14 It was submitted by Mr Sneddon that, even if the defendants ultimately failed because of the case brought by the third plaintiff, although the first plaintiff failed to make out itself a case on reliance or detriment, that an order for costs would be made against the first plaintiff. Prima facie, I think that a very unlikely outcome, in circumstances where the parties will be commonly represented, and where the inclusion of the additional plaintiffs does not, in substance, expand the case. Ultimately, as Mr D A Priestley submitted, the defendants are not exposed to a situation where, as a matter of real practical probability or likelihood, an order for costs might be made against Funds First alone so that the defendants would be potentially left out of pocket for costs.

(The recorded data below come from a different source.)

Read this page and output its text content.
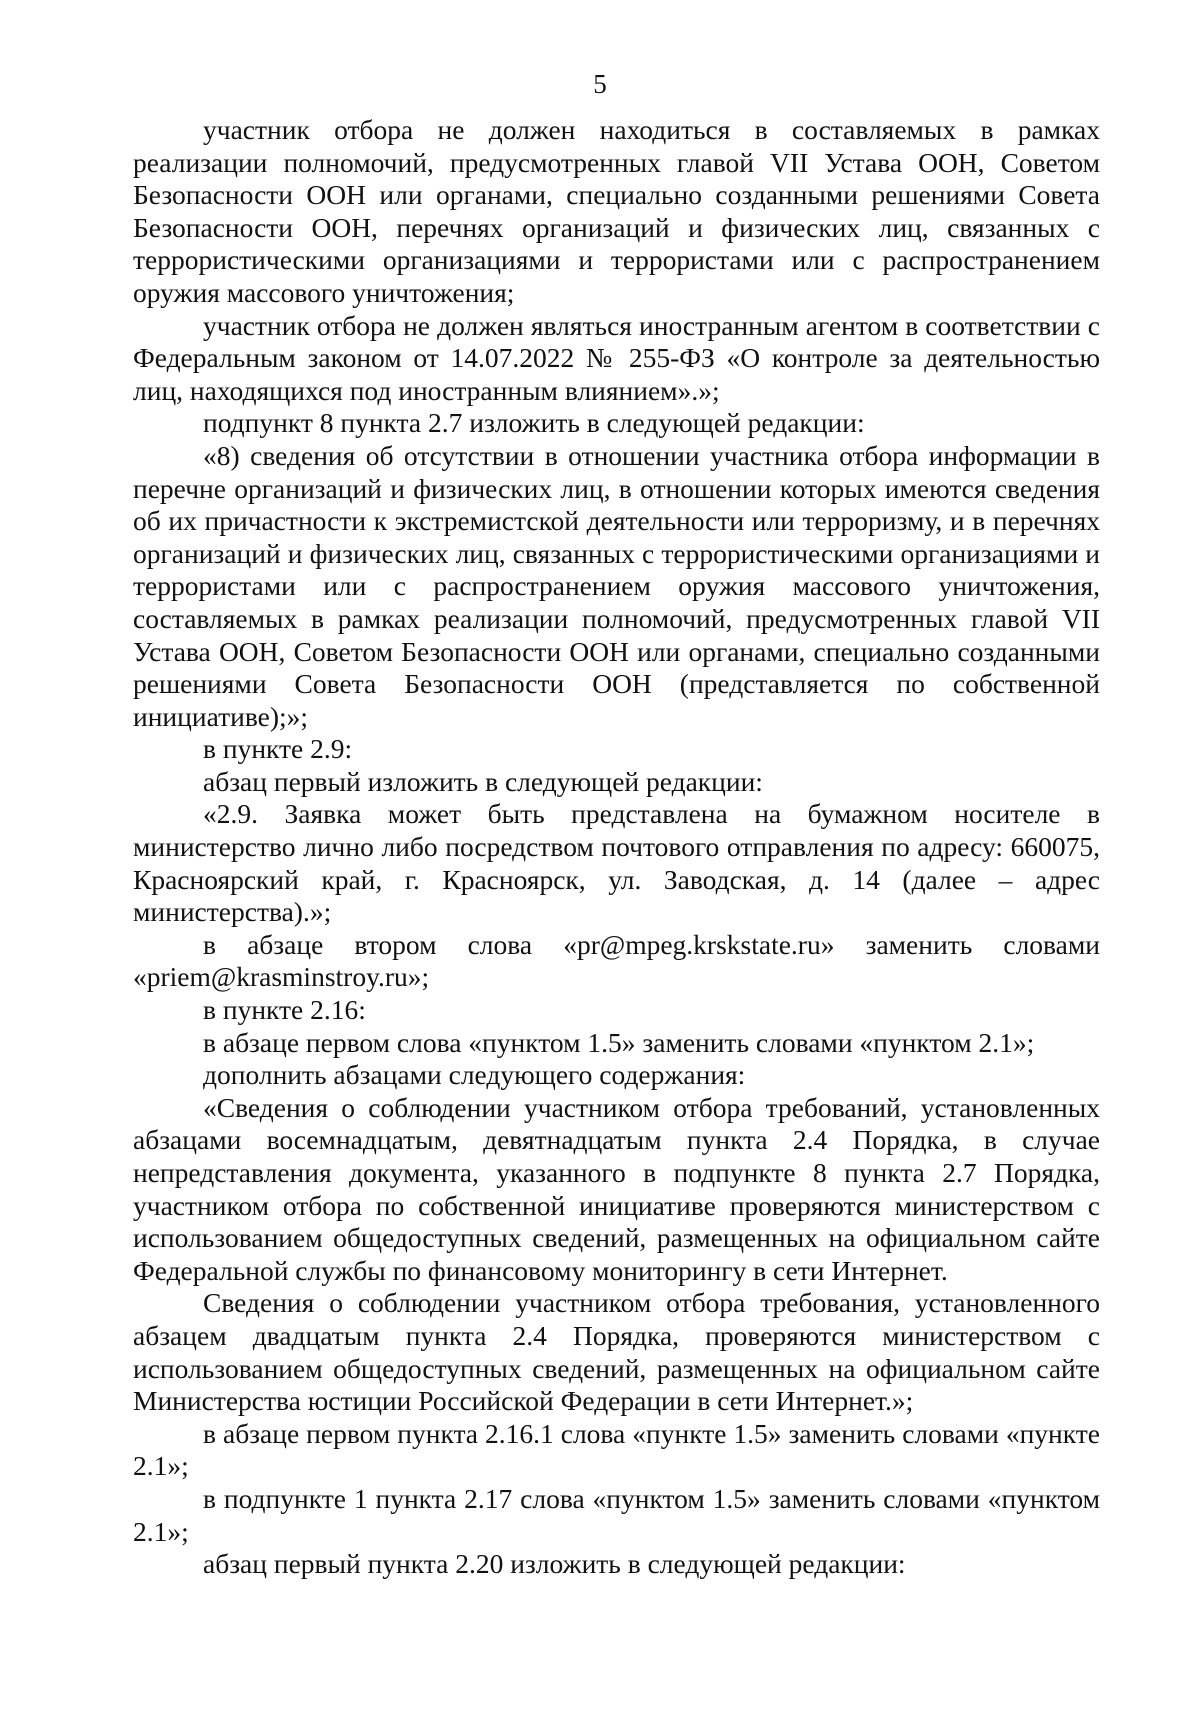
5

участник отбора не должен находиться в составляемых в рамках реализации полномочий, предусмотренных главой VII Устава ООН, Советом Безопасности ООН или органами, специально созданными решениями Совета Безопасности ООН, перечнях организаций и физических лиц, связанных с террористическими организациями и террористами или с распространением оружия массового уничтожения;

участник отбора не должен являться иностранным агентом в соответствии с Федеральным законом от 14.07.2022 № 255-ФЗ «О контроле за деятельностью лиц, находящихся под иностранным влиянием».»;

подпункт 8 пункта 2.7 изложить в следующей редакции:

«8) сведения об отсутствии в отношении участника отбора информации в перечне организаций и физических лиц, в отношении которых имеются сведения об их причастности к экстремистской деятельности или терроризму, и в перечнях организаций и физических лиц, связанных с террористическими организациями и террористами или с распространением оружия массового уничтожения, составляемых в рамках реализации полномочий, предусмотренных главой VII Устава ООН, Советом Безопасности ООН или органами, специально созданными решениями Совета Безопасности ООН (представляется по собственной инициативе);»;

в пункте 2.9:

абзац первый изложить в следующей редакции:

«2.9. Заявка может быть представлена на бумажном носителе в министерство лично либо посредством почтового отправления по адресу: 660075, Красноярский край, г. Красноярск, ул. Заводская, д. 14 (далее – адрес министерства).»;

в абзаце втором слова «pr@mpeg.krskstate.ru» заменить словами «priem@krasminstroy.ru»;

в пункте 2.16:

в абзаце первом слова «пунктом 1.5» заменить словами «пунктом 2.1»;

дополнить абзацами следующего содержания:

«Сведения о соблюдении участником отбора требований, установленных абзацами восемнадцатым, девятнадцатым пункта 2.4 Порядка, в случае непредставления документа, указанного в подпункте 8 пункта 2.7 Порядка, участником отбора по собственной инициативе проверяются министерством с использованием общедоступных сведений, размещенных на официальном сайте Федеральной службы по финансовому мониторингу в сети Интернет.

Сведения о соблюдении участником отбора требования, установленного абзацем двадцатым пункта 2.4 Порядка, проверяются министерством с использованием общедоступных сведений, размещенных на официальном сайте Министерства юстиции Российской Федерации в сети Интернет.»;

в абзаце первом пункта 2.16.1 слова «пункте 1.5» заменить словами «пункте 2.1»;

в подпункте 1 пункта 2.17 слова «пунктом 1.5» заменить словами «пунктом 2.1»;

абзац первый пункта 2.20 изложить в следующей редакции:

15 Having reached that conclusion, it is unnecessary to determine conclusively the quantum of any order. Mr McPherson's assessment of costs to date and the further costs of the hearing, even if only junior counsel were briefed, at about $80,000, was not challenged. The motion sought an order for $60,000, and that I think would have been an appropriate amount of an order for security, had I been satisfied that an order should be made.
16 However, for the reasons advanced, I decline to make an order for security. I order that the Notice of Motion be dismissed with costs. I confirm the provisional fixture of the matter on 25 March 2008 for one day before the Chief Judge. I order that the exhibits be returned.